When Arvind Mani (name changed) ditched his Dubai home loan during the meltdown of 2009 and fled back home to India, marketing professional Satish Pillai (name changed), who had signed up as a guarantor for Mani’s home loan, saw the noose tightening around his neck. Within two months, Pillai had also packed his bags and returned to India before the lenders could lay their hands on him. “Thankfully, Mani had taken the loan from a local bank and not from an Indian institution’s Dubai office. Otherwise they would have chased me to my home in Kerala,” Pillai says.

Legal implications

When a relative, a close friend or even an old colleague requests you to sign as a guarantor so they can qualify for a home loan, it can present quite a dilemma, considering the legal implications. Om Ahuja, CEO — Residential Services, Jones Lang LaSalle, says that becoming a guarantor should be a well-thought-out decision.

Of course only a small percentage of homeowners default on their loans. A spokesperson for a leading Indian home finance company that has offices in the UAE says that the guarantor’s role is more of a formality, which puts subtle pressure on the borrower to pay up rather than default. “It is [usually] in cases of fraud or if the developer just doesn’t deliver the home to the buyer that things get messy,” the spokesperson says, adding that in such cases the borrower and guarantor are themselves victims of wrongdoing, and the loan becomes an additional burden on both.

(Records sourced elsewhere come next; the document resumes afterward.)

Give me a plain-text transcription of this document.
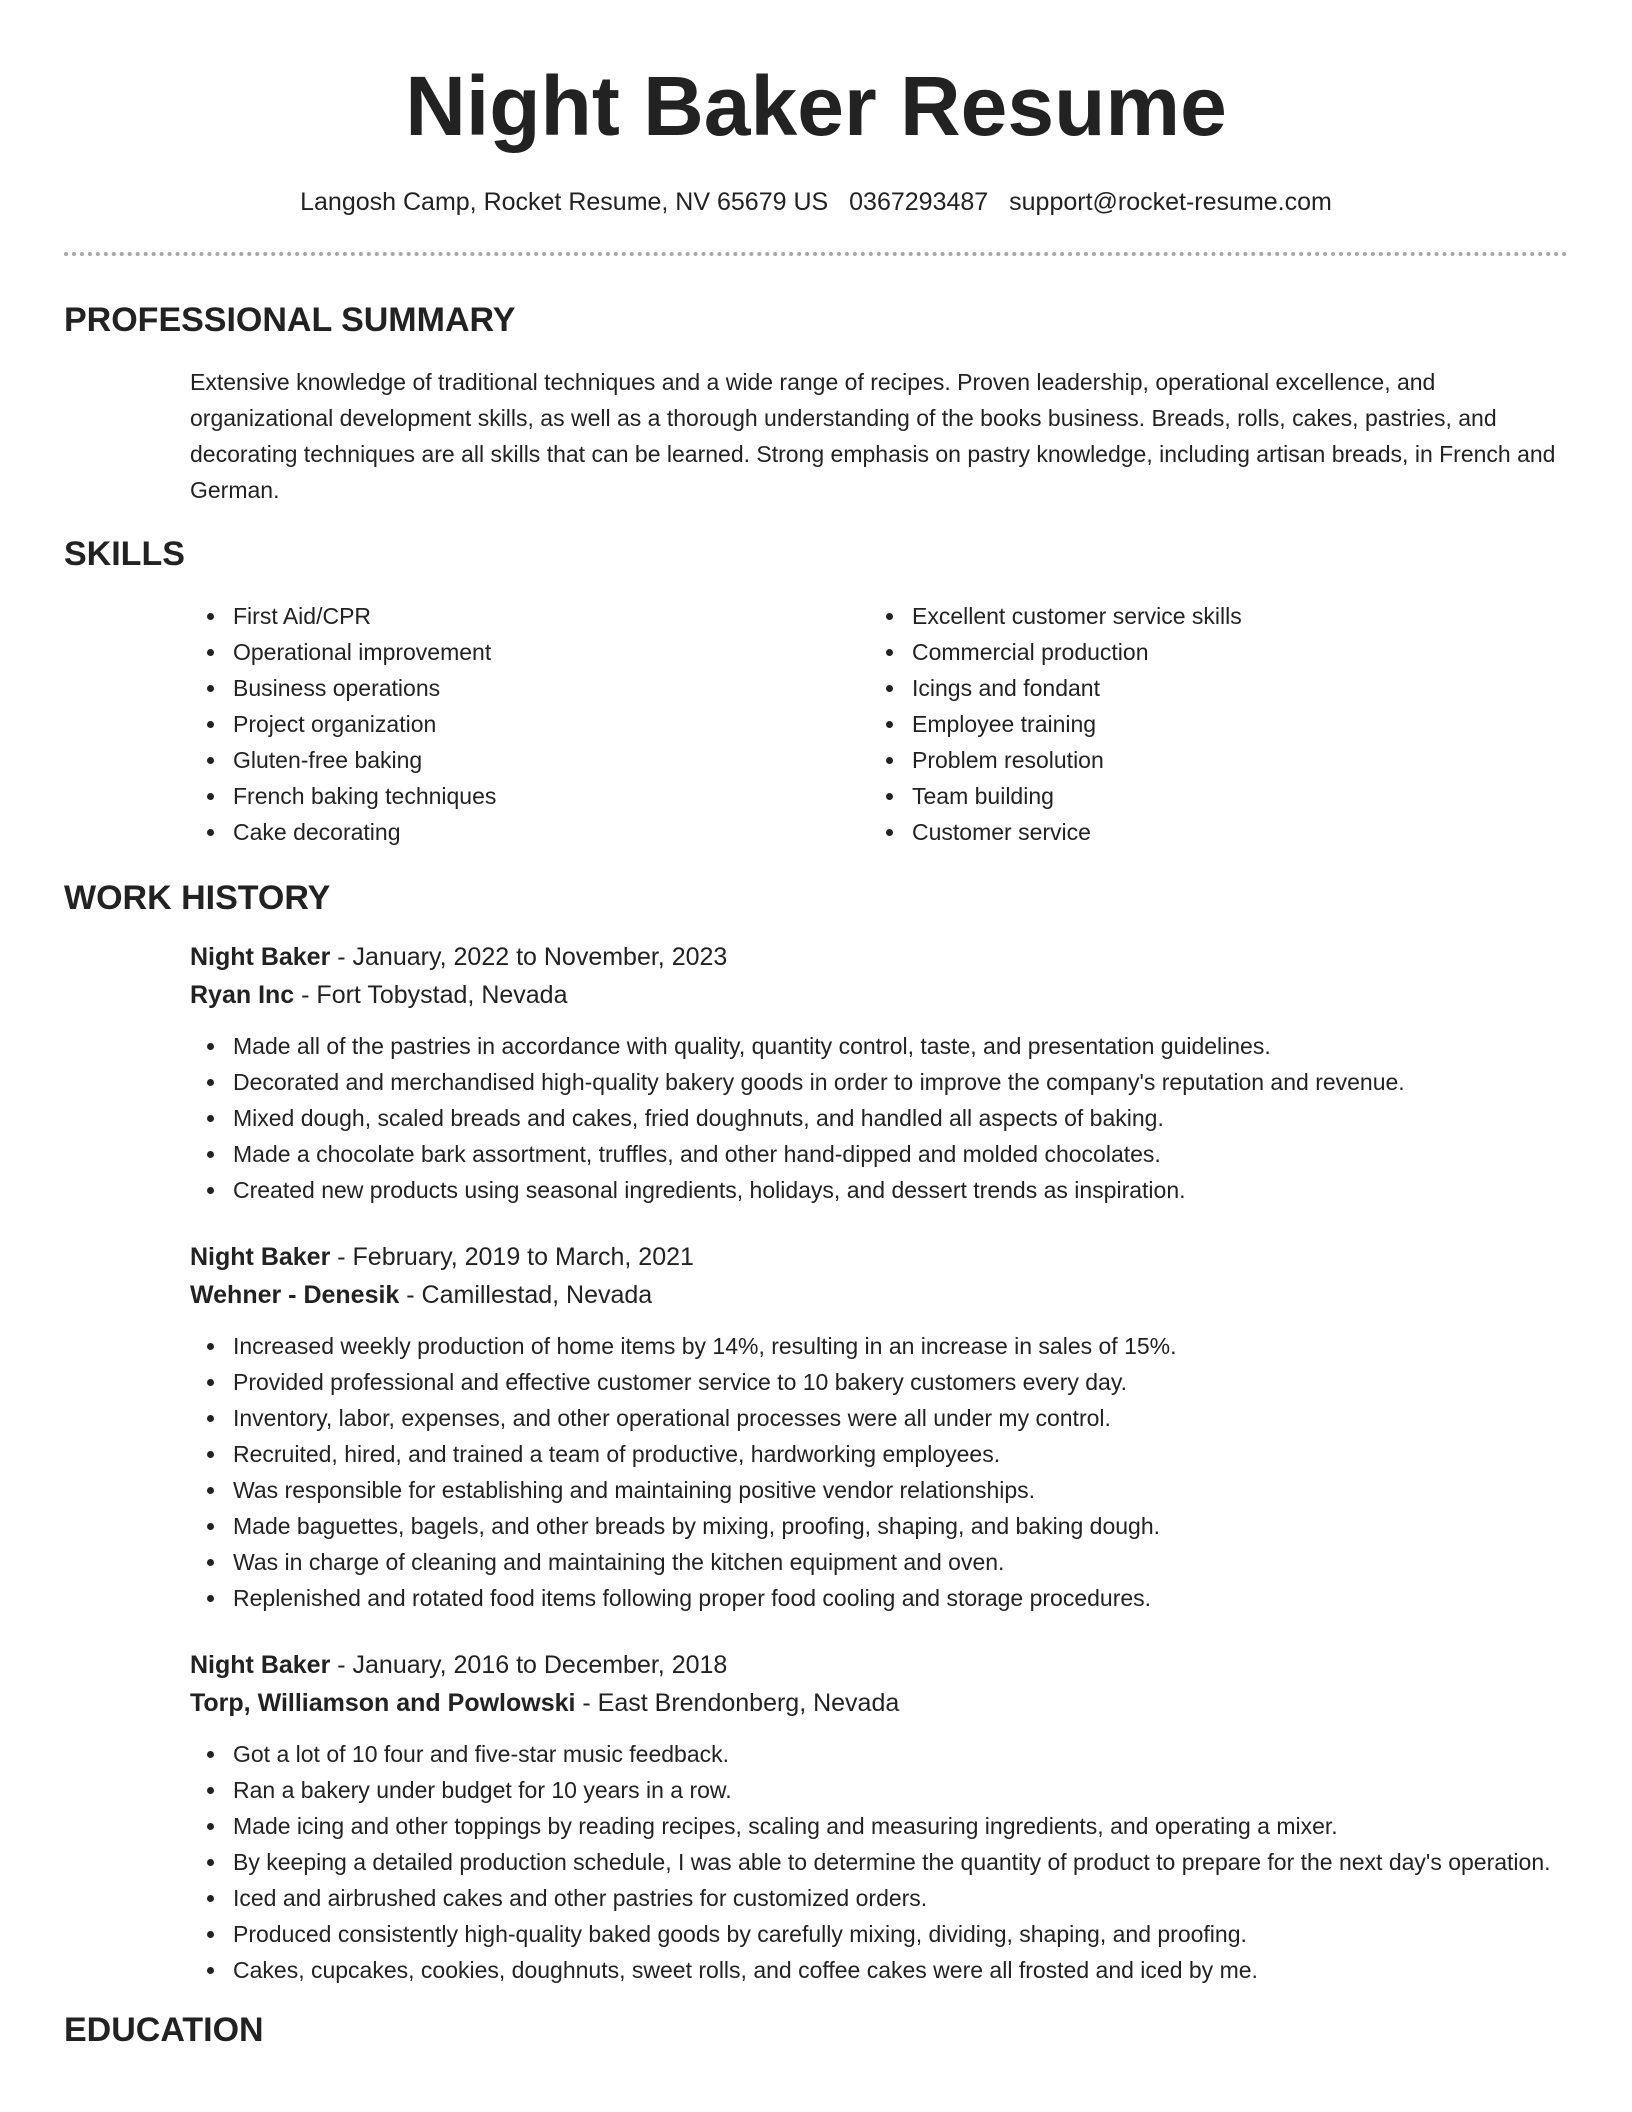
Night Baker Resume
Langosh Camp, Rocket Resume, NV 65679 US 0367293487 support@rocket-resume.com
PROFESSIONAL SUMMARY
Extensive knowledge of traditional techniques and a wide range of recipes. Proven leadership, operational excellence, and organizational development skills, as well as a thorough understanding of the books business. Breads, rolls, cakes, pastries, and decorating techniques are all skills that can be learned. Strong emphasis on pastry knowledge, including artisan breads, in French and German.
SKILLS
First Aid/CPR
Operational improvement
Business operations
Project organization
Gluten-free baking
French baking techniques
Cake decorating
Excellent customer service skills
Commercial production
Icings and fondant
Employee training
Problem resolution
Team building
Customer service
WORK HISTORY
Night Baker - January, 2022 to November, 2023
Ryan Inc - Fort Tobystad, Nevada
Made all of the pastries in accordance with quality, quantity control, taste, and presentation guidelines.
Decorated and merchandised high-quality bakery goods in order to improve the company's reputation and revenue.
Mixed dough, scaled breads and cakes, fried doughnuts, and handled all aspects of baking.
Made a chocolate bark assortment, truffles, and other hand-dipped and molded chocolates.
Created new products using seasonal ingredients, holidays, and dessert trends as inspiration.
Night Baker - February, 2019 to March, 2021
Wehner - Denesik - Camillestad, Nevada
Increased weekly production of home items by 14%, resulting in an increase in sales of 15%.
Provided professional and effective customer service to 10 bakery customers every day.
Inventory, labor, expenses, and other operational processes were all under my control.
Recruited, hired, and trained a team of productive, hardworking employees.
Was responsible for establishing and maintaining positive vendor relationships.
Made baguettes, bagels, and other breads by mixing, proofing, shaping, and baking dough.
Was in charge of cleaning and maintaining the kitchen equipment and oven.
Replenished and rotated food items following proper food cooling and storage procedures.
Night Baker - January, 2016 to December, 2018
Torp, Williamson and Powlowski - East Brendonberg, Nevada
Got a lot of 10 four and five-star music feedback.
Ran a bakery under budget for 10 years in a row.
Made icing and other toppings by reading recipes, scaling and measuring ingredients, and operating a mixer.
By keeping a detailed production schedule, I was able to determine the quantity of product to prepare for the next day's operation.
Iced and airbrushed cakes and other pastries for customized orders.
Produced consistently high-quality baked goods by carefully mixing, dividing, shaping, and proofing.
Cakes, cupcakes, cookies, doughnuts, sweet rolls, and coffee cakes were all frosted and iced by me.
EDUCATION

Even for banks — and their recovery agencies — holding the guarantor responsible for paying up the dues is an unpleasant, though legally binding, task. “It’s always a sticky situation dealing with guarantors, but we have to hold them responsible when the borrower just won’t pay up,” says Andy Yiacoumi, Managing Consultant at Dubai’s Decol Debt Collections, adding that the best legal safeguard for guarantors is not to sign up at all.

Next steps

So what do you do as a guarantor if the borrower defaults on the loan? The bank is legally entitled to pursue the guarantor for repayment of the loan, so little will be achieved by confronting the bank in such a situation.

Instead, follow up with the borrower and try to find out what caused the default in repayment. Sometimes it may simply be a case of financial mismanagement or ignorance, which can be rectified with advice and the help of an accountant or financial consultant.

But overall, no kind of loan should be taken or stood guarantor for without a firm understanding of all the factors involved, because at the end of the day, as Ahuja says, “A guarantor to somebody else’s indebtedness becomes financially liable in the case of default, without having gained any of the advantages afforded to the borrower.”